D. Yes, justice is sometimes hard, but we should see the necessity when there is no other solution
1. We need to keep in mind that these destructions were relatively rare
E. Some Pharisees tried to test Jesus on the topic of divorcing - Matthew 19:3
1. Apparently the rules for ending a marriage were fairly relaxed under Jewish law
2. Jesus pointed out that their focus was wrong. They were focused on ending marriages instead of making them last as God intended - Matthew 19:4-6
3. But when pressed, Jesus stated that unless a marriage ended on the basis of fornication, then marrying again was to live in the state of adultery - Matthew 19:9
4. The disciples were stun by the strictness expressed - Matthew 19:10
5. Jesus pointed out that not everyone will receive this message - Matthew 19:11
6. Married life is demanding and if a person cannot accept the restrictions then he is to remain celibate, which the word “eunuch” symbolizes - Matthew 19:12
7. Why can’t men and women drift in and out of multiple marriages as they desire?
a. Marriage is an intimate relationship. In marriage a person can be emotionally vulnerable. When unions are treated casually, it causes emotional trauma.
b. Children need to grow up in a stable family. A strict marriage code protects the little ones.
c. The family is the foundation of society. More crime occurs in areas of higher broken families. A stable family, stabilizes society and allows the gospel to be spread with less hindrances.
8. It isn’t hard, after reflection, to realize that “hard” marriage regulation makes sense
F. Few will be saved - Matthew 7:13-14
1. Many will want to enter, but won’t be able to do so - Luke 13:24
a. That means there are going to be people I know who won’t make it to heaven!
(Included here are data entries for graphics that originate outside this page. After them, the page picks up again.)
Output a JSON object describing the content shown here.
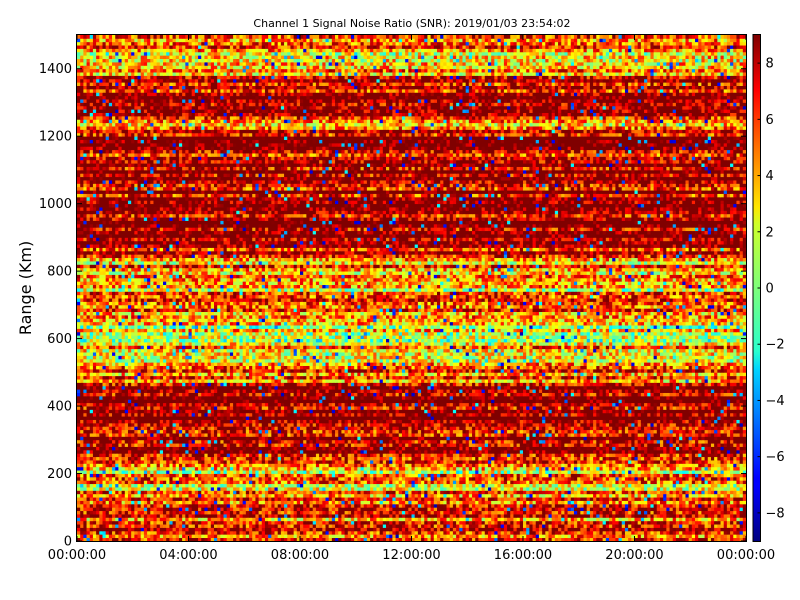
{
  "chart_data": {
    "type": "heatmap",
    "title": "Channel 1 Signal Noise Ratio (SNR): 2019/01/03 23:54:02",
    "xlabel": "",
    "ylabel": "Range (Km)",
    "x_ticks": [
      "00:00:00",
      "04:00:00",
      "08:00:00",
      "12:00:00",
      "16:00:00",
      "20:00:00",
      "00:00:00"
    ],
    "x_range_hours": [
      0,
      24
    ],
    "y_ticks": [
      0,
      200,
      400,
      600,
      800,
      1000,
      1200,
      1400
    ],
    "ylim": [
      0,
      1500
    ],
    "colorbar": {
      "ticks": [
        -8,
        -6,
        -4,
        -2,
        0,
        2,
        4,
        6,
        8
      ],
      "vmin": -9,
      "vmax": 9,
      "colormap": "jet"
    },
    "grid": false,
    "range_bands": [
      {
        "from": 0,
        "to": 150,
        "level": 5.5
      },
      {
        "from": 150,
        "to": 230,
        "level": 3.5
      },
      {
        "from": 230,
        "to": 300,
        "level": 7.5
      },
      {
        "from": 300,
        "to": 360,
        "level": 8.5
      },
      {
        "from": 360,
        "to": 460,
        "level": 8.5
      },
      {
        "from": 460,
        "to": 520,
        "level": 6
      },
      {
        "from": 520,
        "to": 640,
        "level": 3
      },
      {
        "from": 640,
        "to": 740,
        "level": 5
      },
      {
        "from": 740,
        "to": 850,
        "level": 4
      },
      {
        "from": 850,
        "to": 1000,
        "level": 8.5
      },
      {
        "from": 1000,
        "to": 1200,
        "level": 8.5
      },
      {
        "from": 1200,
        "to": 1260,
        "level": 6
      },
      {
        "from": 1260,
        "to": 1380,
        "level": 8
      },
      {
        "from": 1380,
        "to": 1500,
        "level": 4
      }
    ]
  }
}
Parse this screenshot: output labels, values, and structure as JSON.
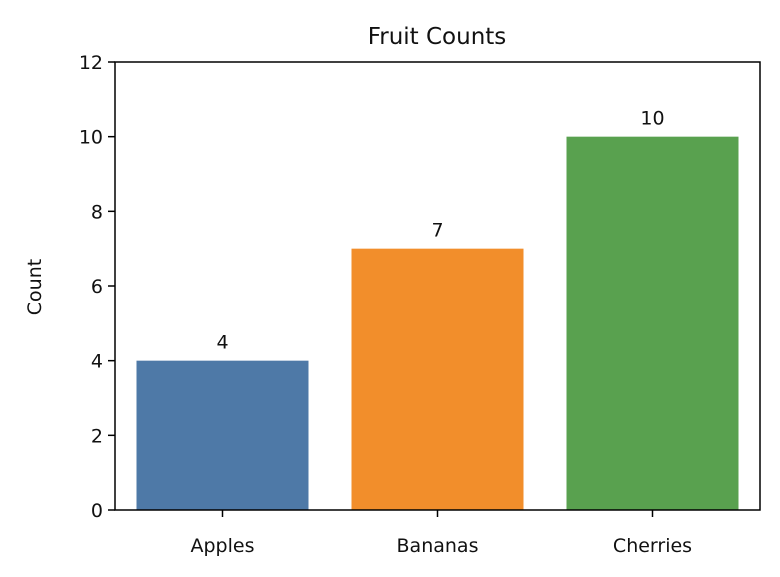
{
  "chart_data": {
    "type": "bar",
    "title": "Fruit Counts",
    "xlabel": "",
    "ylabel": "Count",
    "categories": [
      "Apples",
      "Bananas",
      "Cherries"
    ],
    "values": [
      4,
      7,
      10
    ],
    "data_labels": [
      "4",
      "7",
      "10"
    ],
    "colors": [
      "#4e79a7",
      "#f28e2b",
      "#59a14f"
    ],
    "ylim": [
      0,
      12
    ],
    "yticks": [
      0,
      2,
      4,
      6,
      8,
      10,
      12
    ],
    "ytick_labels": [
      "0",
      "2",
      "4",
      "6",
      "8",
      "10",
      "12"
    ],
    "grid": false,
    "legend": "none"
  }
}
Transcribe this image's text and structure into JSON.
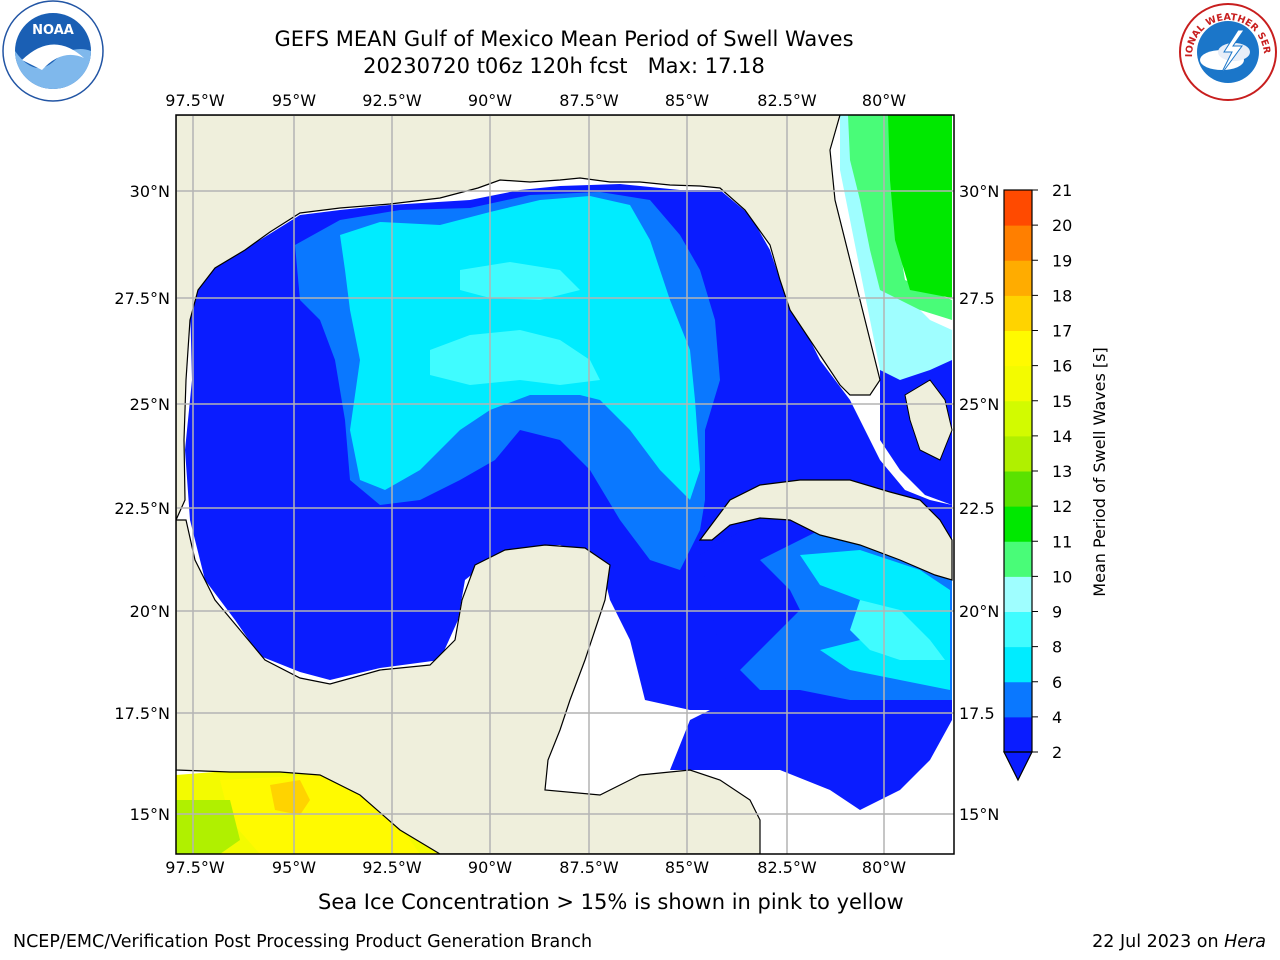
{
  "header": {
    "title_line1": "GEFS MEAN Gulf of Mexico Mean Period of Swell Waves",
    "title_line2": "20230720 t06z 120h fcst   Max: 17.18"
  },
  "logos": {
    "left": "noaa-logo",
    "left_text": "NOAA",
    "right": "nws-logo",
    "right_text": "NATIONAL WEATHER SERVICE"
  },
  "map": {
    "lon_labels": [
      "97.5°W",
      "95°W",
      "92.5°W",
      "90°W",
      "87.5°W",
      "85°W",
      "82.5°W",
      "80°W"
    ],
    "lat_labels_left": [
      "30°N",
      "27.5°N",
      "25°N",
      "22.5°N",
      "20°N",
      "17.5°N",
      "15°N"
    ],
    "lat_labels_right": [
      "30°N",
      "27.5",
      "25°N",
      "22.5",
      "20°N",
      "17.5",
      "15°N"
    ]
  },
  "colorbar": {
    "label": "Mean Period of Swell Waves [s]",
    "ticks": [
      "2",
      "4",
      "6",
      "8",
      "9",
      "10",
      "11",
      "12",
      "13",
      "14",
      "15",
      "16",
      "17",
      "18",
      "19",
      "20",
      "21"
    ],
    "colors": [
      "#0a1cff",
      "#0a78ff",
      "#00ecff",
      "#40fcff",
      "#9ffeff",
      "#49fc78",
      "#00e800",
      "#5ae200",
      "#b0f000",
      "#d2fb00",
      "#f3fb00",
      "#fffa00",
      "#ffd300",
      "#ffac00",
      "#ff7f00",
      "#ff4a00",
      "#ff1a00",
      "#ff0000"
    ]
  },
  "caption": "Sea Ice Concentration > 15% is shown in pink to yellow",
  "footer": {
    "left": "NCEP/EMC/Verification Post Processing Product Generation Branch",
    "right_prefix": "22 Jul 2023 on",
    "right_host": "Hera"
  }
}
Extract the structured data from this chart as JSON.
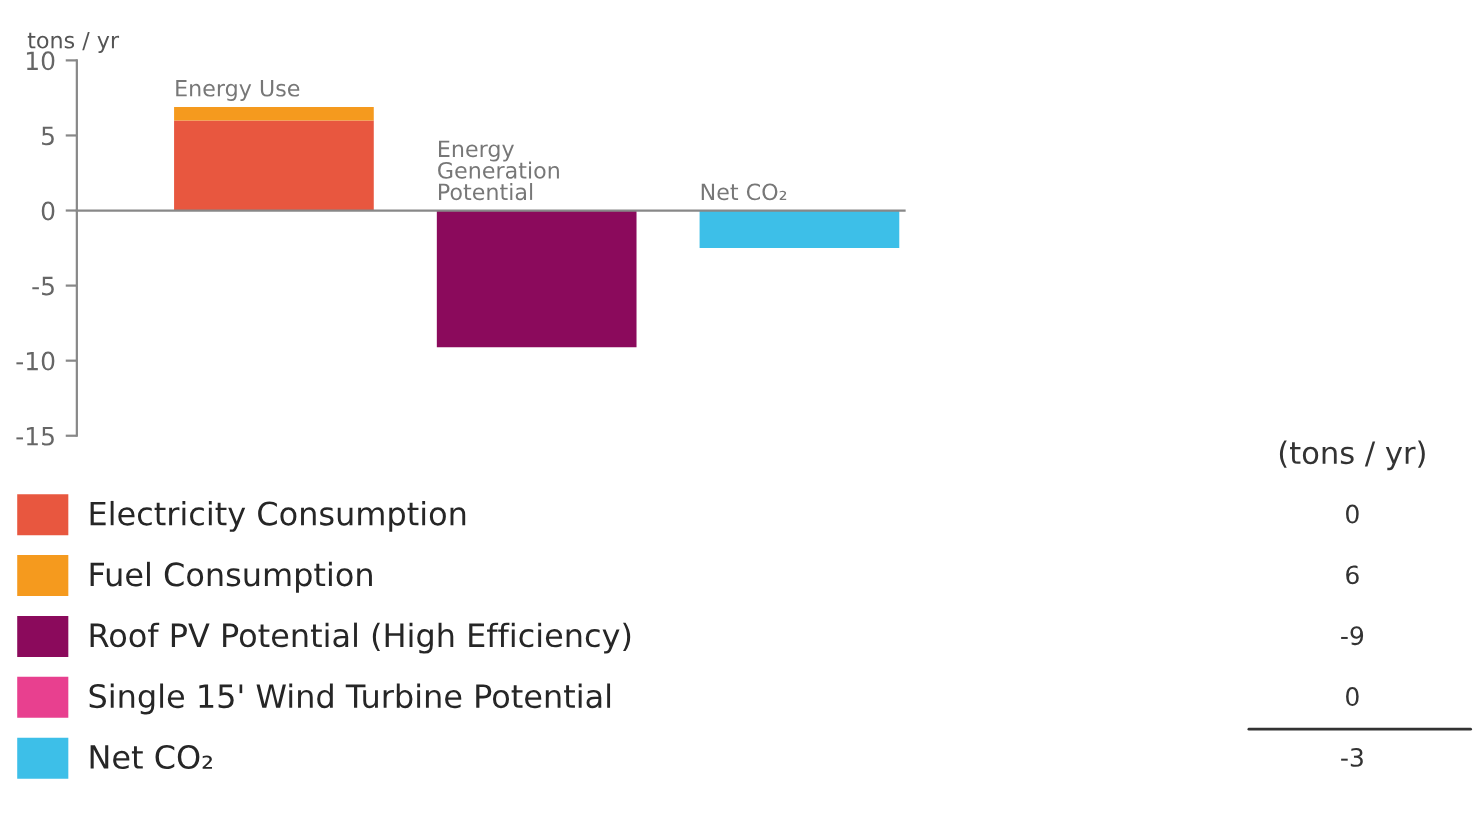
{
  "chart_data": {
    "type": "bar",
    "stacked": true,
    "ylabel": "tons / yr",
    "categories": [
      "Energy Use",
      "Energy\nGeneration\nPotential",
      "Net CO₂"
    ],
    "series": [
      {
        "name": "Electricity Consumption",
        "color": "#e8573f",
        "values": [
          6.0,
          null,
          null
        ]
      },
      {
        "name": "Fuel Consumption",
        "color": "#f59a1e",
        "values": [
          0.9,
          null,
          null
        ]
      },
      {
        "name": "Roof PV Potential (High Efficiency)",
        "color": "#8b0a5c",
        "values": [
          null,
          -9.1,
          null
        ]
      },
      {
        "name": "Single 15' Wind Turbine Potential",
        "color": "#e8408f",
        "values": [
          null,
          0,
          null
        ]
      },
      {
        "name": "Net CO₂",
        "color": "#3dbfe8",
        "values": [
          null,
          null,
          -2.5
        ]
      }
    ],
    "ylim": [
      -15,
      10
    ],
    "yticks": [
      -15,
      -10,
      -5,
      0,
      5,
      10
    ],
    "grid": false,
    "legend": "bottom left",
    "annotations": [
      "(tons / yr)",
      "0",
      "6",
      "-9",
      "0",
      "-3"
    ]
  }
}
2. The entire human race has sinned - Romans 3:23
a. We are all under condemnation - Romans 3:19
3. It is only by God’s grace that we are saved - Ephesians 2:1-9
a. Though we did not deserve it, Christ died to give everyone the chance to be saved - I Timothy 2:3-6
(1) Only those willing are saved - John 5:39-40
(2) But the way is available - Revelation 22:17
b. Thus, the truth is that most don’t want fellowship with God
(1) The Jews rejection of Christ - Luke 19:14
(2) Even followers of Christ left - John 6:66
(3) God doesn’t force His grace on people
4. While the number, compared to all of mankind is few, the number who will be saved is quite large - Isaiah 2:2-3; Revelation 7:9
5. There are millions of souls across the centuries and around the world who have responded to God’s invitation that we have no personal knowledge of. But God does know - II Timothy 2:19
6. Some may claim that people don’t universally have access to the Gospel; yet, such a claim is hard to prove.
a. Those who hunger for righteous will be satisfied - Matthew 5:6
b. God has, through His providence, brought the gospel to people
7. It is not God who prevents people from being saved. It is merely an acknowledgment that few want salvation.
V. Are you going to be one that lets the difficult parts of the Bible prevent you from responding?